Le sang coule à Bab Qebli : témoignage sur la répression violente qui se poursuit à Hama, en Syrie

Peu après le petit déjeuner, Khaled al Hamedh a quitté son domicile pour acheter des médicaments pour son petit frère de quatre ans, qui avait de la fièvre.

Il n’est jamais rentré.

Quelques heures plus tard, ses proches l’ont accompagné pour qu’il repose en paix dans le jardin de la mosquée al Serjaoui toute proche – il avait été blessé par balle dans le dos et son corps avait été écrasé par un char.

Au moment où cet ouvrier du bâtiment de 21 ans est sorti dans le quartier de Bab Qebli, à Hama, dans la matinée du dimanche 31 juillet, les forces de sécurité syriennes entraient dans la ville avec des chars et pilonnaient des quartiers résidentiels.

La scène n’est que trop familière désormais dans les villes syriennes, alors que les autorités s’efforcent depuis des mois d’anéantir les manifestations majoritairement pacifiques appelant une réforme gouvernementale.

Khaled al Hamedh avait terminé son service militaire en janvier, quelques mois avant de se retrouver face à des chars dans les rues de sa ville natale.

« Toutes les pharmacies avaient fermé en raison des opérations de sécurité, alors Khaled al Hamedh est parti à pied pour l’hôpital d’al Hikmeh, dans la rue principale de la ville, à cinq minutes », a rapporté un témoin à Amnesty International.

Il n’est jamais arrivé jusqu’à l’hôpital.

« Quelques minutes après qu’il ait quitté son domicile, des tirs ont retenti dans le quartier.
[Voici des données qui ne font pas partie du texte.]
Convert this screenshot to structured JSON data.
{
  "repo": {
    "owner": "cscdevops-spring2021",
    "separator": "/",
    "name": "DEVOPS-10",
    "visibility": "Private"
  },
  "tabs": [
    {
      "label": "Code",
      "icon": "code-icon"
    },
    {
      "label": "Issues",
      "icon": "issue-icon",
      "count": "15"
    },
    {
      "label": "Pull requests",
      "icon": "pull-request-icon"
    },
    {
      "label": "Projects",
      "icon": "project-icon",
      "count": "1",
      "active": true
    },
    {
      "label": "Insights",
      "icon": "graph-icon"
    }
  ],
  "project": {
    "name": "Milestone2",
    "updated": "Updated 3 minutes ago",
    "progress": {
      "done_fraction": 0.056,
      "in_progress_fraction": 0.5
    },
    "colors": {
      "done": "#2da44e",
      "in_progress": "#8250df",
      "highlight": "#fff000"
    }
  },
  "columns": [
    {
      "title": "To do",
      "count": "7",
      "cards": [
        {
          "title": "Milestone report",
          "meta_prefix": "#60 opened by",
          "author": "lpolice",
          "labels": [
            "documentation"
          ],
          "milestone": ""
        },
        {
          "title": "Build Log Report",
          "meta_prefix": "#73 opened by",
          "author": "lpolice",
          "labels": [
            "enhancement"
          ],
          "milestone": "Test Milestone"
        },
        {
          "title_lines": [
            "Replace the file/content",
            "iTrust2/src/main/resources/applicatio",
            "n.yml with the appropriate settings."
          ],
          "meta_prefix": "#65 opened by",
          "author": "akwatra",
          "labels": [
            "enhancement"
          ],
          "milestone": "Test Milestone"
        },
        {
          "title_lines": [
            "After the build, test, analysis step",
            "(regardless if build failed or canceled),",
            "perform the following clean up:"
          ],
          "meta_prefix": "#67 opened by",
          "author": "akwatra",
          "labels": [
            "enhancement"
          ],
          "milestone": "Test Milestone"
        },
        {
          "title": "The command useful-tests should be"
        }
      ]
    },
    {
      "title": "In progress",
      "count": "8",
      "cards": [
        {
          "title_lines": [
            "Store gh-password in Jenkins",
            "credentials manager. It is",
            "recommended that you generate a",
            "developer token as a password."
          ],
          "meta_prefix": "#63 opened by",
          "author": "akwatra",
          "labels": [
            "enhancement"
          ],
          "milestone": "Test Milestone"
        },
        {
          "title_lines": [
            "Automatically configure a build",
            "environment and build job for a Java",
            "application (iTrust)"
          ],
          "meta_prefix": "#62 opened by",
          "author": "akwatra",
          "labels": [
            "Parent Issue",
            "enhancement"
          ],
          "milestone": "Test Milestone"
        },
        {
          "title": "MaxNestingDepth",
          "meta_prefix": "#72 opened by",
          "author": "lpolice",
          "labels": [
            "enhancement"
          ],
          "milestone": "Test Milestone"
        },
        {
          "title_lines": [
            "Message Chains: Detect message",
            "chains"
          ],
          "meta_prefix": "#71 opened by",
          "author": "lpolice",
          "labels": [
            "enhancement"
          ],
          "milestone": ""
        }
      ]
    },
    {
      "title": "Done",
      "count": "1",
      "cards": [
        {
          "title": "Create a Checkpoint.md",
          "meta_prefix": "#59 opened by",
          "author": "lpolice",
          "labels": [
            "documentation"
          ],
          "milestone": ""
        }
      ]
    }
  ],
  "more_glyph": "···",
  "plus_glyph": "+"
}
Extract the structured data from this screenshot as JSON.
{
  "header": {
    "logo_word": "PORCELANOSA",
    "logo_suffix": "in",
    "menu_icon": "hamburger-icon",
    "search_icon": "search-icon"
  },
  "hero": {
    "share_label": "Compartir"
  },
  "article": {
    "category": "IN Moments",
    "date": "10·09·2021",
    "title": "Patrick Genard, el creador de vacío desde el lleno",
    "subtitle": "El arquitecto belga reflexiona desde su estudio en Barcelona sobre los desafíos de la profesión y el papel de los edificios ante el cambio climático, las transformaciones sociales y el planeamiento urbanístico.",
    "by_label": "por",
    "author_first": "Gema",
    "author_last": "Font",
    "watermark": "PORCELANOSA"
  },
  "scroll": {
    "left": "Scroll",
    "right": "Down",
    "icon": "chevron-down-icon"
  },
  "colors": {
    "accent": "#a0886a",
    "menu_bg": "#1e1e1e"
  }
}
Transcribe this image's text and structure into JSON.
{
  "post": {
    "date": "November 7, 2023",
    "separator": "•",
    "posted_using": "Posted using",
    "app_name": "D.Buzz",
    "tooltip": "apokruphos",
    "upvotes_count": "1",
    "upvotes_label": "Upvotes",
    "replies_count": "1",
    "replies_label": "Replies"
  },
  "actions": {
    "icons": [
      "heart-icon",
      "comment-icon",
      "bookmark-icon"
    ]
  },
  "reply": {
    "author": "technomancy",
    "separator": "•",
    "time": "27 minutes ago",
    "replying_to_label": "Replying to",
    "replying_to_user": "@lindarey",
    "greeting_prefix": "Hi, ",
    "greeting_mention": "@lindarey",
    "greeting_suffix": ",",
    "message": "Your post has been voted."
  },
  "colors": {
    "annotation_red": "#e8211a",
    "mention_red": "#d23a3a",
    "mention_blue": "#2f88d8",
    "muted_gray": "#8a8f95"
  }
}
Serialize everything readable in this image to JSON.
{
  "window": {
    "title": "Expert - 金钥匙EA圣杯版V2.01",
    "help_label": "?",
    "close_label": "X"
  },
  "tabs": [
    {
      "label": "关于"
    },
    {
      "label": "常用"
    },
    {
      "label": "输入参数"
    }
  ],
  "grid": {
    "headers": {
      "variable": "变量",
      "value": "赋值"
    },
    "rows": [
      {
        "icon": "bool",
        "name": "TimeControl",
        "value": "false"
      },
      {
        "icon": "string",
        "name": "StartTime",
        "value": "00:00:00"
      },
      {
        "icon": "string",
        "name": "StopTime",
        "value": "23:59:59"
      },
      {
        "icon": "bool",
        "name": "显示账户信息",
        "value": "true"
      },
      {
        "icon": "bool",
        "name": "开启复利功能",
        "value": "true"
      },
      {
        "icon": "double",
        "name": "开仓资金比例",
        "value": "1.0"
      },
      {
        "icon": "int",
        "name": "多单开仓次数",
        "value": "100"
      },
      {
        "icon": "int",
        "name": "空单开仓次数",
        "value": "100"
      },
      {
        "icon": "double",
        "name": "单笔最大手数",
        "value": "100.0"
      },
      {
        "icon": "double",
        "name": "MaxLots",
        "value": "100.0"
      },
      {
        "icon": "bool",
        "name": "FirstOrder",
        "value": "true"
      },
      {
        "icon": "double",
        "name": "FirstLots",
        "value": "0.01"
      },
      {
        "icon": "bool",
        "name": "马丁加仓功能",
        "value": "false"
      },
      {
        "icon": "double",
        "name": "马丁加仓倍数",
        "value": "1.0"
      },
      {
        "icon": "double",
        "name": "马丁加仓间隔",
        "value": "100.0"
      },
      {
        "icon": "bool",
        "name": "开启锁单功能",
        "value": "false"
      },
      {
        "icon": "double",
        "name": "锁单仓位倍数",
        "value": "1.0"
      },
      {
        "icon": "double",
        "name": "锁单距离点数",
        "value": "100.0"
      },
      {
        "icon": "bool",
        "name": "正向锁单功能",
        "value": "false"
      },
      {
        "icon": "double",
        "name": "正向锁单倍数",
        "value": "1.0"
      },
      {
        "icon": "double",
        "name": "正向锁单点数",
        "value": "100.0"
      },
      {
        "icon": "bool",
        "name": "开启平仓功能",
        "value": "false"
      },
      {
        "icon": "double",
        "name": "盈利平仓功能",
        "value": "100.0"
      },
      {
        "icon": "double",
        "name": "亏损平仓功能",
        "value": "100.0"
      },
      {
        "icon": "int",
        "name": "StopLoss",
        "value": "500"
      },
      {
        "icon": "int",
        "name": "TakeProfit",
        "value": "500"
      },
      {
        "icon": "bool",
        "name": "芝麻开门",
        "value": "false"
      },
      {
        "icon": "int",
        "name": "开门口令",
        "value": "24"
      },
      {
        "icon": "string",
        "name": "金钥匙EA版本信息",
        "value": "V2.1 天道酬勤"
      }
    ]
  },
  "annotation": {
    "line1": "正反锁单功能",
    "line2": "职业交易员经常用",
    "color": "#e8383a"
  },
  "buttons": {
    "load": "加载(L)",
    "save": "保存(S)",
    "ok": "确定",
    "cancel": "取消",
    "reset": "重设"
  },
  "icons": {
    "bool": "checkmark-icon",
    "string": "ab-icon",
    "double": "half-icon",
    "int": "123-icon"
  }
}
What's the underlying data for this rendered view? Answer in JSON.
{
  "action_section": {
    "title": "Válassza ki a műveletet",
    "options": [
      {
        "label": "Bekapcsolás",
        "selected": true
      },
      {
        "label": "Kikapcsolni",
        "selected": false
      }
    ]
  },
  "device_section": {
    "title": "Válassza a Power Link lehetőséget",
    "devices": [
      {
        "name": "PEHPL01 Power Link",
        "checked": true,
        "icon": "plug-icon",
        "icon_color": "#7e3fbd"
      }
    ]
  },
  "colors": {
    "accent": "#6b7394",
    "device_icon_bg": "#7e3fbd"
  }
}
Des membres de sa famille se sont précipités pour le rattraper, mais ils ont pris peur en voyant les chars manœuvrer dans la rue principale et sont rapidement rentrés », a expliqué ce témoin.

Des passants leur ont plus tard raconté comment Khaled était mort :

« On lui a tiré dans le dos alors qu’il tentait de traverser la rue pour atteindre l’hôpital.

« Il s’est effondré, mais personne n’a pu aller le chercher, car les chars étaient tout proches. C’est alors qu’un char lui a délibérément roulé dessus à plusieurs reprises. »

Ce n’est que lorsque les chars se sont retirés que les passants ont pu s’approcher et emmener le cadavre de Khaled à l’hôpital.

« Les amis de Khaled ont appelé son père pour lui apprendre que son fils était blessé, a raconté le témoin. »

« Ils n’ont pas voulu lui infliger un trop grand choc. Il s’est précipité à l’hôpital, à la recherche de son fils, mais n’a pas pu le trouver parmi les blessés. Il a découvert son cadavre à la morgue. »

Avant que Khaled al Hamedh ne soit enterré, son corps a été ramené chez lui, afin que sa famille puisse lui faire ses adieux.

Bien que son corps ait été écrasé, son visage était intact, ne laissant rien paraître de la mort violente qu’il a endurée.

« Il était innocent », a ajouté le témoin.

« Il n’avait rien fait de mal et n’avait blessé personne. C’était un jeune homme très poli et très doux. »

Dimanche 31 juillet après-midi, Khaled a été enterré, en compagnie de deux autres hommes, dans le jardin de la mosquée al Serjaoui. Comme les affrontements se poursuivaient, les personnes assistant aux obsèques n’ont pas pu se rendre au cimetière, situé à la périphérie de la ville, pour enterrer leurs proches, et il a fallu creuser les tombes à la hâte pour échapper aux tirs nourris.

Lundi 1er août, 10 autres personnes auraient été tuées, dont une jeune fille de 17 ans qui a été enterrée sur le même site, après avoir été abattue chez elle. Selon des habitants du quartier, elle venait de se marier et avait un enfant.

L’armée a poursuivi avec la même intensité son offensive contre Hama.